Idee preliminaie sui rischi e sui controlli nell'internal auditing

* identificazione e scoring dei rischi;
* identificazione macro controlli;
* spesso i rischi sono nelle interfacce!
* la regola 80-20: gli auditor esperti trovano di solito l’80% dei rischi e controlli nell’analisi preliminare.
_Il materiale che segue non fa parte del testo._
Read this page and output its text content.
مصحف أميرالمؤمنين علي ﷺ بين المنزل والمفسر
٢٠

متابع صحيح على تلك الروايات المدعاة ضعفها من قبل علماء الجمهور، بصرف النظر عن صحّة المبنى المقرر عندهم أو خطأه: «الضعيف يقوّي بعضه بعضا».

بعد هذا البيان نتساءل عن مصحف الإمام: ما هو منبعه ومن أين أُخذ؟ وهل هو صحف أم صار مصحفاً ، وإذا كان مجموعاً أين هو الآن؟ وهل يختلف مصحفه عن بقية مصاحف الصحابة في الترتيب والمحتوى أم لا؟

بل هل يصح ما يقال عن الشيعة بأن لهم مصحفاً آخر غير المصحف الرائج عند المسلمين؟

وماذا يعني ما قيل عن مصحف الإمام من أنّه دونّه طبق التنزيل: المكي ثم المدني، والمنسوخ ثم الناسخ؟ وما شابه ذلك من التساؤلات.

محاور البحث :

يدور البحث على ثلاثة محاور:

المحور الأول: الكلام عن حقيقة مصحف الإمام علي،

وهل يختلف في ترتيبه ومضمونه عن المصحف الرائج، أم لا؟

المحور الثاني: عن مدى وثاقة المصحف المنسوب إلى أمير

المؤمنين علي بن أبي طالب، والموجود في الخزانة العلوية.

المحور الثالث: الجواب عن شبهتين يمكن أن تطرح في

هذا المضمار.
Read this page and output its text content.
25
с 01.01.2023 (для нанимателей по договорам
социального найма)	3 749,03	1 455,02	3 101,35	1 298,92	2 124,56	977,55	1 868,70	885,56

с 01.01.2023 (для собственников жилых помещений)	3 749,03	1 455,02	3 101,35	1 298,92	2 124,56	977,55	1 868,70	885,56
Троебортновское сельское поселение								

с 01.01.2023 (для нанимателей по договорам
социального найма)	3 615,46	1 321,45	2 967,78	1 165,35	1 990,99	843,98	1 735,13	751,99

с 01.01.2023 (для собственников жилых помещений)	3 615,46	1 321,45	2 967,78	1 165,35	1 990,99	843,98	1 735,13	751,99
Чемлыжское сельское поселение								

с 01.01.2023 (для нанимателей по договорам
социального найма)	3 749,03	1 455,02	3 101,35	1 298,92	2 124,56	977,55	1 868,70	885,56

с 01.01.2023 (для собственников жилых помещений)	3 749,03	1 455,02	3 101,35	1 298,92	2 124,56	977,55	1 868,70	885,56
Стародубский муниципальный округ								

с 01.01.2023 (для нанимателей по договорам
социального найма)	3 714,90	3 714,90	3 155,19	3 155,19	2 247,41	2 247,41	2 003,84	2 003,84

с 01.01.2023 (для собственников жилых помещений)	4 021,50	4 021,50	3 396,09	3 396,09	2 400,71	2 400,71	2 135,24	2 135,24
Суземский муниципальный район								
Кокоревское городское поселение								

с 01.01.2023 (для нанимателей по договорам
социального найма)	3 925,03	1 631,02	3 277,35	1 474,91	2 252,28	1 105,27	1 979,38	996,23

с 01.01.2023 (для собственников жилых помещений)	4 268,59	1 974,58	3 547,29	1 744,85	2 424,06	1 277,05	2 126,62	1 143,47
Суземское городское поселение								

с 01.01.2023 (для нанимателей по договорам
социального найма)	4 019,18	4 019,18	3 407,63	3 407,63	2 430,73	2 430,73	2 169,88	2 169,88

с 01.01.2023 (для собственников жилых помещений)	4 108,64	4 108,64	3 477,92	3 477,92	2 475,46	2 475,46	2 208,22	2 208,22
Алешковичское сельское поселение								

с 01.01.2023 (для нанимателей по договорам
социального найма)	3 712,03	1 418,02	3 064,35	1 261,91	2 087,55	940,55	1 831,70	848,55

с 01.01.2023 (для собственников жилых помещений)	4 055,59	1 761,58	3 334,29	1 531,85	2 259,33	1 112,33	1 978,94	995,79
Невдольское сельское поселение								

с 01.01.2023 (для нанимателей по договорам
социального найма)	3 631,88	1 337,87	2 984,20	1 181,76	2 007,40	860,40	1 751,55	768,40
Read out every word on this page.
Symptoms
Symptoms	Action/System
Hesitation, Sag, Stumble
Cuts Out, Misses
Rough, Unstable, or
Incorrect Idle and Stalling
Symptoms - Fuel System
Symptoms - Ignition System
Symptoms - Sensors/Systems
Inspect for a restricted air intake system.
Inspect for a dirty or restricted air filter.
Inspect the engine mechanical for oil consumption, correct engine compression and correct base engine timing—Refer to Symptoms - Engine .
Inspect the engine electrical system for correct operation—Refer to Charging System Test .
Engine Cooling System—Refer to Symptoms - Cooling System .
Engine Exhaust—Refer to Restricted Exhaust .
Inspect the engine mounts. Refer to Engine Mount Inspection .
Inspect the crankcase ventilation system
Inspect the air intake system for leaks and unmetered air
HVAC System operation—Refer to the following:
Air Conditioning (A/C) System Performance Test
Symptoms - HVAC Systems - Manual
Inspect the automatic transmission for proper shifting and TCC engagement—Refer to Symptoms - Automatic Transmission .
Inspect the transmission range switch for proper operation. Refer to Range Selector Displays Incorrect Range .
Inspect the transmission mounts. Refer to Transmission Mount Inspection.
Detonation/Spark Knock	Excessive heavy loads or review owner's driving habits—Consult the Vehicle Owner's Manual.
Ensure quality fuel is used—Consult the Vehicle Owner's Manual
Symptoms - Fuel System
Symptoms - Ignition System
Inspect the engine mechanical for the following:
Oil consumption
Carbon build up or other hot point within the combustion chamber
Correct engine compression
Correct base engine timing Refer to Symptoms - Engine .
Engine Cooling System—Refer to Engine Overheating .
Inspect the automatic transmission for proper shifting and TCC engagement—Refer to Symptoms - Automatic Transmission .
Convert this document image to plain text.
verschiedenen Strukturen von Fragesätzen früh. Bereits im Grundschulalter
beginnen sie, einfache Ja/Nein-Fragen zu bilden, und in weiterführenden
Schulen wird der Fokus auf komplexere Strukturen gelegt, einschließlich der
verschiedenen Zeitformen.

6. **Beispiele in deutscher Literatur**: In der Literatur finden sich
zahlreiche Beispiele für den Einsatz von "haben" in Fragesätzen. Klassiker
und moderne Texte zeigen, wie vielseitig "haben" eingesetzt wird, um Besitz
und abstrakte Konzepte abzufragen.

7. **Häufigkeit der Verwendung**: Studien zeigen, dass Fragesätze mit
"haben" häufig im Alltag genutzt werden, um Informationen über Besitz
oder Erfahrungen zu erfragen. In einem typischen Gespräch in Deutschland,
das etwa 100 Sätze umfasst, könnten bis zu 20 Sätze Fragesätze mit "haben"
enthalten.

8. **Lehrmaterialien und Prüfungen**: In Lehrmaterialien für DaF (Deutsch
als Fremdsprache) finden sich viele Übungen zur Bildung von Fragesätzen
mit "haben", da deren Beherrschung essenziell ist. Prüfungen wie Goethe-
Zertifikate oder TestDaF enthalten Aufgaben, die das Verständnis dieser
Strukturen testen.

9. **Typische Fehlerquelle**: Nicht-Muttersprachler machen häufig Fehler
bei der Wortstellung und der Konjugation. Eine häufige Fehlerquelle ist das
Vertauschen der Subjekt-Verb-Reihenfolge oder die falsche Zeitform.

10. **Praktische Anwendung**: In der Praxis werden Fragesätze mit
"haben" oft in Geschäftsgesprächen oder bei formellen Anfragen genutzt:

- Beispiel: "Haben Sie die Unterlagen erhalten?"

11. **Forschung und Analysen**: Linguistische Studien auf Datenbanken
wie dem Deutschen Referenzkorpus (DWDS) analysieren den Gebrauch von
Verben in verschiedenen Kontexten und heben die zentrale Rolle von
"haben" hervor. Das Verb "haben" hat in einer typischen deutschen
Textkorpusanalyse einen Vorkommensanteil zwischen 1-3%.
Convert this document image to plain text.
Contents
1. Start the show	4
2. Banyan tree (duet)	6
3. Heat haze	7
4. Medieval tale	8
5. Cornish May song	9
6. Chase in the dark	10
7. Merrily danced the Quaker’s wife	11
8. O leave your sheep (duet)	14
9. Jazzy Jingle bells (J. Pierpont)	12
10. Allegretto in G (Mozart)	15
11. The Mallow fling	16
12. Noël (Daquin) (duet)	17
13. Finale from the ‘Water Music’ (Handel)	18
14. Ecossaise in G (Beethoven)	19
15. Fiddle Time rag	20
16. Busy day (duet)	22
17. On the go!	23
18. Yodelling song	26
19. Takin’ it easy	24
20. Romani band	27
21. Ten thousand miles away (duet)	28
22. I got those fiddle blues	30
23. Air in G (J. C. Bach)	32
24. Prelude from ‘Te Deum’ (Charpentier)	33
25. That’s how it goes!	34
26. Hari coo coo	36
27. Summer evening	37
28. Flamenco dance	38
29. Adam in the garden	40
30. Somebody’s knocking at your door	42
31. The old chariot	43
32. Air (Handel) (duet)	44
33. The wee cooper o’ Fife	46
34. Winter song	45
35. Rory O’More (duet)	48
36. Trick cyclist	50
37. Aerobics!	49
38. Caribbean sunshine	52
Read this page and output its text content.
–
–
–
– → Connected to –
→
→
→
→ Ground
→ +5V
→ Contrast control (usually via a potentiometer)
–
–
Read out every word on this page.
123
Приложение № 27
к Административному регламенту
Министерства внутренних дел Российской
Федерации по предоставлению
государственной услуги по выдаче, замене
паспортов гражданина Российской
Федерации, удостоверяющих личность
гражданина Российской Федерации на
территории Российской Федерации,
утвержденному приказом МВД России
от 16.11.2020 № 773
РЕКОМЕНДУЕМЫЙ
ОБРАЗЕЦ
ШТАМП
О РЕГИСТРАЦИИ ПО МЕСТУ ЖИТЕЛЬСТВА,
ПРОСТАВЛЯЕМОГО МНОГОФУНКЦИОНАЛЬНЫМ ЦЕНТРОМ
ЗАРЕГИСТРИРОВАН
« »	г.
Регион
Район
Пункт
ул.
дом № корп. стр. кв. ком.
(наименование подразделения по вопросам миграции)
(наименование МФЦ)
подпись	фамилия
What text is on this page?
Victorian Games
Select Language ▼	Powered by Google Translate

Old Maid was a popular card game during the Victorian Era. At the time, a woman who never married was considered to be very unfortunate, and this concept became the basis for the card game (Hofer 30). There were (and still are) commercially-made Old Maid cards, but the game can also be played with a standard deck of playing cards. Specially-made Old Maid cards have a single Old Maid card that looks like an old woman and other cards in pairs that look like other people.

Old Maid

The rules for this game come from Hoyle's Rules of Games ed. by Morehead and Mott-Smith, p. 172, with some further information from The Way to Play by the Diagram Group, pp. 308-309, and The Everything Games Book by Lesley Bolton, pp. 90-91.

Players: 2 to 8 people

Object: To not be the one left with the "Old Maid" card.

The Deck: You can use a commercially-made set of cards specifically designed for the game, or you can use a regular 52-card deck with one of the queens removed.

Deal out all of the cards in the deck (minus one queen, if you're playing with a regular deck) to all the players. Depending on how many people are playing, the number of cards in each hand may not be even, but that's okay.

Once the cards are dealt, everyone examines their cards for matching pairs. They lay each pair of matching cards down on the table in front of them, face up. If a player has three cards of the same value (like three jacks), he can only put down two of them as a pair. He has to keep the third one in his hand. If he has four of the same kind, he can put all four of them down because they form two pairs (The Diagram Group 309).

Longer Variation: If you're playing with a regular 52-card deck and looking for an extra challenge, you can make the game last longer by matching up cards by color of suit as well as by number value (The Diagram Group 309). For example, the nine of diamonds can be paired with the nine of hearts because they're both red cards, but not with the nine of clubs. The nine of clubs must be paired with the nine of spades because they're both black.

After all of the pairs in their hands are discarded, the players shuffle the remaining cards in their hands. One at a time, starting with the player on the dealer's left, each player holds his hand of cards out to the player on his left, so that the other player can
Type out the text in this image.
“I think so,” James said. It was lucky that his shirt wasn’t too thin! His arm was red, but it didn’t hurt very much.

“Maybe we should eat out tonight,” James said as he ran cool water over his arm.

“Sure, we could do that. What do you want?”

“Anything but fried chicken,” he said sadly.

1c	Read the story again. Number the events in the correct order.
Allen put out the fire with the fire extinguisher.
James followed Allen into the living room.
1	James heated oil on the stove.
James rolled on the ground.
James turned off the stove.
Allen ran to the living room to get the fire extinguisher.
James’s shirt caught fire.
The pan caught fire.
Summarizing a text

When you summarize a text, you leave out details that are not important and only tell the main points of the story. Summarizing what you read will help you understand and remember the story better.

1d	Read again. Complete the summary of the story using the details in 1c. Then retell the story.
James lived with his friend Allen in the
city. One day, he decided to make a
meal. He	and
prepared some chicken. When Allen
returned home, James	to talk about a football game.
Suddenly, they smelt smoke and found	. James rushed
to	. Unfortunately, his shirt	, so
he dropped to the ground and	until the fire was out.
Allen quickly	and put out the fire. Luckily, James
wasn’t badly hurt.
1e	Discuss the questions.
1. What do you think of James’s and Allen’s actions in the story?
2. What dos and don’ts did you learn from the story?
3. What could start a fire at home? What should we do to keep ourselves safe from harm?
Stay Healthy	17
Bisogna valutare sempre i rischi e i controlli in rapporto agli obiettivi : l’Internal Audit può valutare le scelte strategiche, non decidere al posto del management. Se si accorge che una scelta non è fatta in maniera corretta, deve farlo notare ad un livello superiore, perché può correre il rischio chi paga. Se anche il livello superiore mantiene questa scelta negativa, l’internal auditor non fa più niente, ma ha l’obbligo deontologico di documentare le due posizioni contrastanti. Questa documentazione andrà all’assemblea degli azionisti, al Collegio Sindacale o al Comitato per il Controllo Interno.
L’obiettivo di internal audit è fare un’affidabile valutazione corretta del sistema e saper comunicare ciò che si è trovato.
E’ importante tenere conto del punto di vista dell’organizzazione e generare valore per questa più che per l’internal auditor.
INDIVIDUAZIONE AREE GRIGIE
OBIETTIVO:
* DARE UNA “VALUTAZIONE” AI RISCHI (SCORING) : è uno scoring del tipo alto – medio - basso
* IDENTIFICARLI IN RELAZIONE ALLE FASI DEL PROCESSO _ serve per collocare i rischi    
* DEFINIRE LE VERIFICHE SUI CONTROLLI : è la fase di test.
Gli errori più frequenti:
* PERDERE DI VISTA IL PROCESSO : il processo va tenuto in considerazione nel suo insieme.
* PERDERE DI VISTA GLI OBIETTIVI
* RIFARSI SOLO A MODELLI STANDARD : ma tenere conto della propria realtà.
* IDENTIFICARE I RISCHI NON SIGNIFICATIVI E TRALASCIARE LE VERE CRITICITÀ.